Netflix限定のアルフォンソ・キュアロン監督の「ローマ」、評判どおりものすごく良かった。主人公は、メキシコ市内のローマ地区にある中流家庭で働くメキシコ人のメイド、クレオ。
舞台は政治的混乱に揺れる1970年代のメキシコ。「ちゃんと犬のフンの掃除をしなさい!」とか怒られながら頑張って働いているが、雇用主は優しく、子供たちはクレオのことをお姉さんみたいに慕っている。忙しい毎日にも休みがある。休日には家政婦仲間とダブルデートをして、映画を見に行く。クレオにはフェルミンというボーイフレンドがいる。ちょっと危ない感じのとてもハンサムな若者だ。

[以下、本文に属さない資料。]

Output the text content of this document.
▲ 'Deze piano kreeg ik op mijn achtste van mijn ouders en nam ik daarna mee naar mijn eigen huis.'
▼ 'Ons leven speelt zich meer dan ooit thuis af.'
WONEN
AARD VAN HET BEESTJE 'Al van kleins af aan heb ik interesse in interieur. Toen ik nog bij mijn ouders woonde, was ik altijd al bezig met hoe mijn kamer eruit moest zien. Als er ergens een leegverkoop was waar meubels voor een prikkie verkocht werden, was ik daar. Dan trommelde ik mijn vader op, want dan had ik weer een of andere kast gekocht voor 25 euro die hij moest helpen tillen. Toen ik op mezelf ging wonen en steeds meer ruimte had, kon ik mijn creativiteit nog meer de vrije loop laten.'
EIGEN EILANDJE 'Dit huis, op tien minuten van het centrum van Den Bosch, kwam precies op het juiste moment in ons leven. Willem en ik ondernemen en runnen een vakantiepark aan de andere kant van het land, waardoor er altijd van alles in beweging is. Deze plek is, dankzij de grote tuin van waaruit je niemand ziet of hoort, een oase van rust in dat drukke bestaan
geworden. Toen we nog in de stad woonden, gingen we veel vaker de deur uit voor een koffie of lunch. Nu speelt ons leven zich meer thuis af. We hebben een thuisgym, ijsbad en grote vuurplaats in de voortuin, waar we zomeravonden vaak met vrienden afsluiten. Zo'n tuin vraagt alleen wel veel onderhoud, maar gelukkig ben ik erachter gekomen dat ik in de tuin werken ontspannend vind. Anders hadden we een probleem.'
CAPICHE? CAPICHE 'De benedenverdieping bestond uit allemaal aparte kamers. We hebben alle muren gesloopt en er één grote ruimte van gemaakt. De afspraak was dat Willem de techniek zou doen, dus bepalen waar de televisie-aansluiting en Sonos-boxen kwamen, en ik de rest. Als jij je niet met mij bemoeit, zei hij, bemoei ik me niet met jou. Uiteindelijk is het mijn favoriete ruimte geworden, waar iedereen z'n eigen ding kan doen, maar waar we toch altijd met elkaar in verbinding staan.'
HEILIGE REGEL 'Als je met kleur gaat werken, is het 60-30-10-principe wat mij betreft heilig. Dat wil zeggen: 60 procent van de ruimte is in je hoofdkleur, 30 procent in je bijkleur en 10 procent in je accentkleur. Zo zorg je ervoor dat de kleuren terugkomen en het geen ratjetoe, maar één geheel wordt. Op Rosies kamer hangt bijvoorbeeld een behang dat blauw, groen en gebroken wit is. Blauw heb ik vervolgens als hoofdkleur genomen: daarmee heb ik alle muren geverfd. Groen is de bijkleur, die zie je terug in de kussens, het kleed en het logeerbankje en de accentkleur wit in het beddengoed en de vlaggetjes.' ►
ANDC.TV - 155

映画は彼らの日常をものすごく淡々と描く。クレオは寝転んでいるこどもに聞く。
「何をしているの?」
こどもは答える。
「死んだフリだよ」
クレオはこどもの横に横たわる。こどもがクレオに尋ねる。
「何をしてるの?」
クレオは答える。
「死んだフリよ。死んだフリも、なかなかいいわね」
何気ない日常の一コマが心に深く刻まれる。
そんな中、まるで澄み切った水に墨汁が落ちるように様々な出来事が差し込まれてくる。メキシコであった、警官がデモ隊と学生を虐殺した「トラテロルコ事件」みたいに全く知らなかったことも知ることができる。
クレオはいつもすごく静かだ。どんなに動揺することがあっても石のように表情を変えない。そんな彼女がラストシーンにその表情を変える。その瞬間に涙があふれる。映画のトーンは始終淡々としていて、まったく何気ない風景ばかりで、なのに一瞬一瞬が心に染み渡る、素晴らしい映画だった。

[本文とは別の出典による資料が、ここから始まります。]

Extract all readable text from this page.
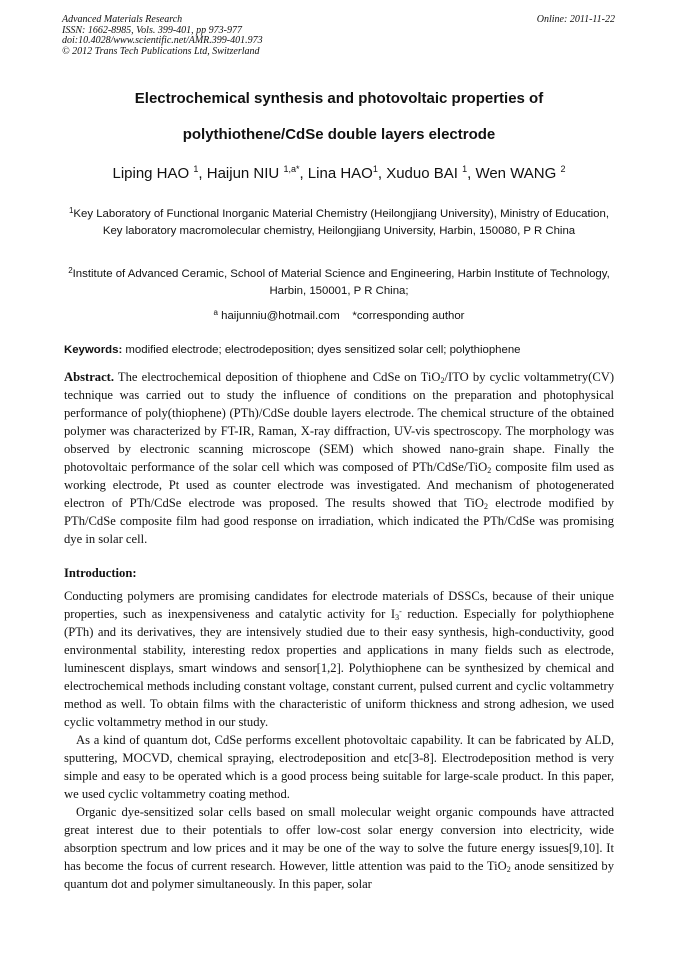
Advanced Materials Research
ISSN: 1662-8985, Vols. 399-401, pp 973-977
doi:10.4028/www.scientific.net/AMR.399-401.973
© 2012 Trans Tech Publications Ltd, Switzerland
Online: 2011-11-22
Electrochemical synthesis and photovoltaic properties of
polythiothene/CdSe double layers electrode
Liping HAO $^1$, Haijun NIU $^{1,a*}$, Lina HAO$^1$, Xuduo BAI $^1$, Wen WANG $^2$
$^1$Key Laboratory of Functional Inorganic Material Chemistry (Heilongjiang University), Ministry of Education, Key laboratory macromolecular chemistry, Heilongjiang University, Harbin, 150080, P R China
$^2$Institute of Advanced Ceramic, School of Material Science and Engineering, Harbin Institute of Technology, Harbin, 150001, P R China;
$^a$ haijunniu@hotmail.com *corresponding author
Keywords: modified electrode; electrodeposition; dyes sensitized solar cell; polythiophene

Abstract. The electrochemical deposition of thiophene and CdSe on TiO$_2$/ITO by cyclic voltammetry(CV) technique was carried out to study the influence of conditions on the preparation and photophysical performance of poly(thiophene) (PTh)/CdSe double layers electrode. The chemical structure of the obtained polymer was characterized by FT-IR, Raman, X-ray diffraction, UV-vis spectroscopy. The morphology was observed by electronic scanning microscope (SEM) which showed nano-grain shape. Finally the photovoltaic performance of the solar cell which was composed of PTh/CdSe/TiO$_2$ composite film used as working electrode, Pt used as counter electrode was investigated. And mechanism of photogenerated electron of PTh/CdSe electrode was proposed. The results showed that TiO$_2$ electrode modified by PTh/CdSe composite film had good response on irradiation, which indicated the PTh/CdSe was promising dye in solar cell.

Introduction:

Conducting polymers are promising candidates for electrode materials of DSSCs, because of their unique properties, such as inexpensiveness and catalytic activity for $I_3^-$ reduction. Especially for polythiophene (PTh) and its derivatives, they are intensively studied due to their easy synthesis, high-conductivity, good environmental stability, interesting redox properties and applications in many fields such as electrode, luminescent displays, smart windows and sensor[1,2]. Polythiophene can be synthesized by chemical and electrochemical methods including constant voltage, constant current, pulsed current and cyclic voltammetry method as well. To obtain films with the characteristic of uniform thickness and strong adhesion, we used cyclic voltammetry method in our study.

As a kind of quantum dot, CdSe performs excellent photovoltaic capability. It can be fabricated by ALD, sputtering, MOCVD, chemical spraying, electrodeposition and etc[3-8]. Electrodeposition method is very simple and easy to be operated which is a good process being suitable for large-scale product. In this paper, we used cyclic voltammetry coating method.

Organic dye-sensitized solar cells based on small molecular weight organic compounds have attracted great interest due to their potentials to offer low-cost solar energy conversion into electricity, wide absorption spectrum and low prices and it may be one of the way to solve the future energy issues[9,10]. It has become the focus of current research. However, little attention was paid to the TiO$_2$ anode sensitized by quantum dot and polymer simultaneously. In this paper, solar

フェリーニやロッセリーニを心から思い出した。彼らが蘇り、またメガホンを取ったようだった。こんな映画が今も作れるんだ。本当にスゴイと思った。ヌーヴェルヴァーグとかネオレアリズモがこの2018年でも作れる。なんという希望。ショートバージョンもあるみたいですが絶対にフルバージョンのほうがいいと思います。135分あります。
たしかに映画館でみたかったけど、この映画を作ってくれて、netflixありがとう。